Stockholders for major corporations are driving greenhouse gas emissions reporting by using entities such as the Carbon Disclosure Project (CDP), an independent, not-for-profit organization that holds the largest database of primary corporate climate change information in the world. According to the CDP, 2,500 organizations in 60 countries now measure and disclose their greenhouse gas emissions and climate change strategies through the organization. CDP encourages companies to put this information at the heart of financial and policy decision making.
Jackson says more than $65 trillion is being managed by companies that back the global carbon disclosure initiative, and 65% of Fortune 500 companies are reporting their carbon emissions.
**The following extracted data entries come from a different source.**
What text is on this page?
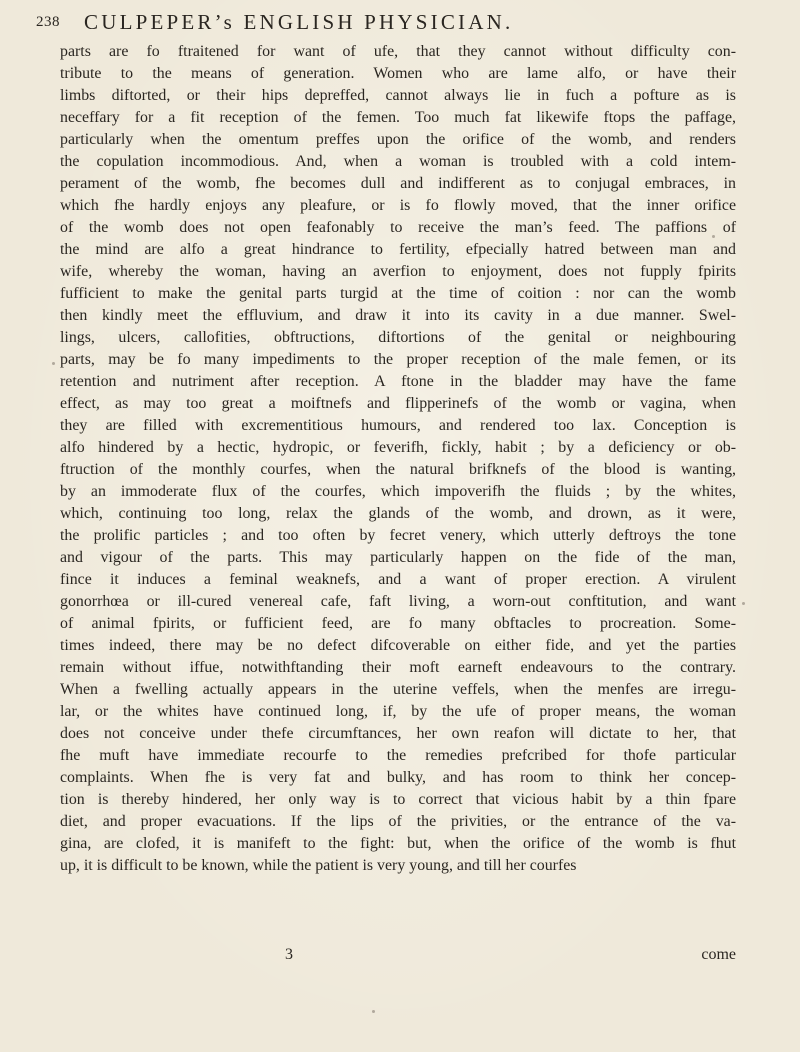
238 CULPEPER’s ENGLISH PHYSICIAN.
parts are fo ftraitened for want of ufe, that they cannot without difficulty con-
tribute to the means of generation. Women who are lame alfo, or have their
limbs diftorted, or their hips depreffed, cannot always lie in fuch a pofture as is
neceffary for a fit reception of the femen. Too much fat likewife ftops the paffage,
particularly when the omentum preffes upon the orifice of the womb, and renders
the copulation incommodious. And, when a woman is troubled with a cold intem-
perament of the womb, fhe becomes dull and indifferent as to conjugal embraces, in
which fhe hardly enjoys any pleafure, or is fo flowly moved, that the inner orifice
of the womb does not open feafonably to receive the man’s feed. The paffions of
the mind are alfo a great hindrance to fertility, efpecially hatred between man and
wife, whereby the woman, having an averfion to enjoyment, does not fupply fpirits
fufficient to make the genital parts turgid at the time of coition : nor can the womb
then kindly meet the effluvium, and draw it into its cavity in a due manner. Swel-
lings, ulcers, callofities, obftructions, diftortions of the genital or neighbouring
parts, may be fo many impediments to the proper reception of the male femen, or its
retention and nutriment after reception. A ftone in the bladder may have the fame
effect, as may too great a moiftnefs and flipperinefs of the womb or vagina, when
they are filled with excrementitious humours, and rendered too lax. Conception is
alfo hindered by a hectic, hydropic, or feverifh, fickly, habit ; by a deficiency or ob-
ftruction of the monthly courfes, when the natural brifknefs of the blood is wanting,
by an immoderate flux of the courfes, which impoverifh the fluids ; by the whites,
which, continuing too long, relax the glands of the womb, and drown, as it were,
the prolific particles ; and too often by fecret venery, which utterly deftroys the tone
and vigour of the parts. This may particularly happen on the fide of the man,
fince it induces a feminal weaknefs, and a want of proper erection. A virulent
gonorrhœa or ill-cured venereal cafe, faft living, a worn-out conftitution, and want
of animal fpirits, or fufficient feed, are fo many obftacles to procreation. Some-
times indeed, there may be no defect difcoverable on either fide, and yet the parties
remain without iffue, notwithftanding their moft earneft endeavours to the contrary.
When a fwelling actually appears in the uterine veffels, when the menfes are irregu-
lar, or the whites have continued long, if, by the ufe of proper means, the woman
does not conceive under thefe circumftances, her own reafon will dictate to her, that
fhe muft have immediate recourfe to the remedies prefcribed for thofe particular
complaints. When fhe is very fat and bulky, and has room to think her concep-
tion is thereby hindered, her only way is to correct that vicious habit by a thin fpare
diet, and proper evacuations. If the lips of the privities, or the entrance of the va-
gina, are clofed, it is manifeft to the fight: but, when the orifice of the womb is fhut
up, it is difficult to be known, while the patient is very young, and till her courfes
3	come
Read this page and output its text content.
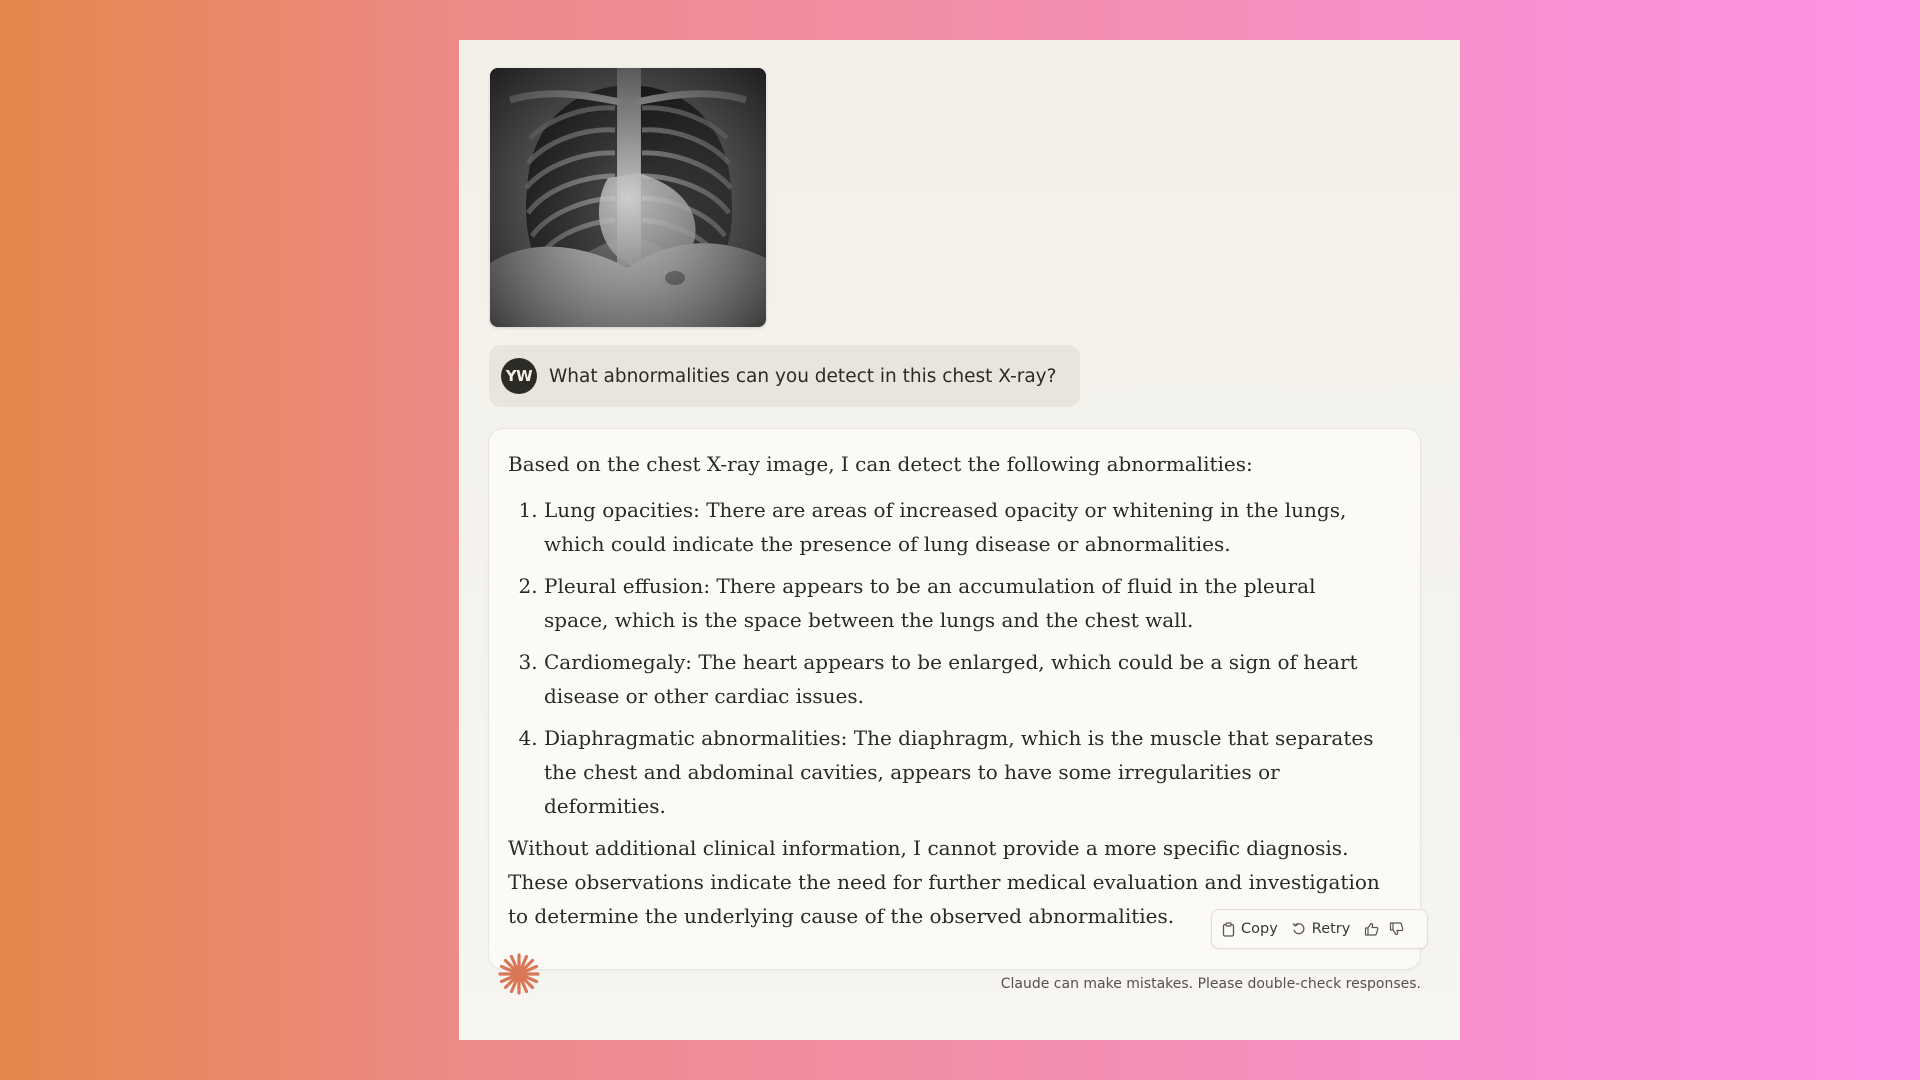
YW What abnormalities can you detect in this chest X-ray?

Based on the chest X-ray image, I can detect the following abnormalities:

1. Lung opacities: There are areas of increased opacity or whitening in the lungs, which could indicate the presence of lung disease or abnormalities.
2. Pleural effusion: There appears to be an accumulation of fluid in the pleural space, which is the space between the lungs and the chest wall.
3. Cardiomegaly: The heart appears to be enlarged, which could be a sign of heart disease or other cardiac issues.
4. Diaphragmatic abnormalities: The diaphragm, which is the muscle that separates the chest and abdominal cavities, appears to have some irregularities or deformities.

Without additional clinical information, I cannot provide a more specific diagnosis. These observations indicate the need for further medical evaluation and investigation to determine the underlying cause of the observed abnormalities.

Copy Retry
Claude can make mistakes. Please double-check responses.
“Last year, there were 100 shareholder lawsuits brought specifically around greenhouse gas disclosure transparency,” he explains. “At the corporate level, they (investors) are standing on the doorsteps of the boards of directors and saying, ‘you will report.’ Today it is about the corporate level; tomorrow it is about the supply chain level. It is working its way back toward production agriculture.”
“My question becomes, is this really ‘voluntary’ if the major investors are requiring this type of disclosure? It is going to have to be a corporate decision, so in that sense it is not mandated by law. But your shareholder price may react and you may have shareholder activity against the board if you don’t comply with the request,” Jackson says.
As investors demand information, the dirt-to-dish data gathering will likely become more commonplace. The data at the retail end is currently much easier to gather and analyze than at the farm level, but Jackson does not believe producers will be let off the hook.
Eventually, greenhouse gas emissions information could very possibly become a food label data field, much like nutritional information is presented now. “It has already happened in Europe and it will happen here,” he notes. “The consumer will eventually start making data-driven choices; that’s probably only 5-10 years away. If there are any gaps the industry is not covering, the regulators will fill in the gaps.”
Time to Get Started
As a first step, Jackson urges producers and industry experts to develop an understanding of the types of requests consumers are making. Watch for the metrics being set for measuring and categorizing greenhouse gas emissions and have the tools necessary to respond to those metrics.
“Position yourself to respond to whatever requests or regulations are developed, whether through legislation or via regulatory bodies. There will be virtually no one in the food supply chain, from the farmer all the way up to the retailer, who is not going to be affected at some point,” he assures.
Lora Berg is a freelance writer from Lakeville, MN.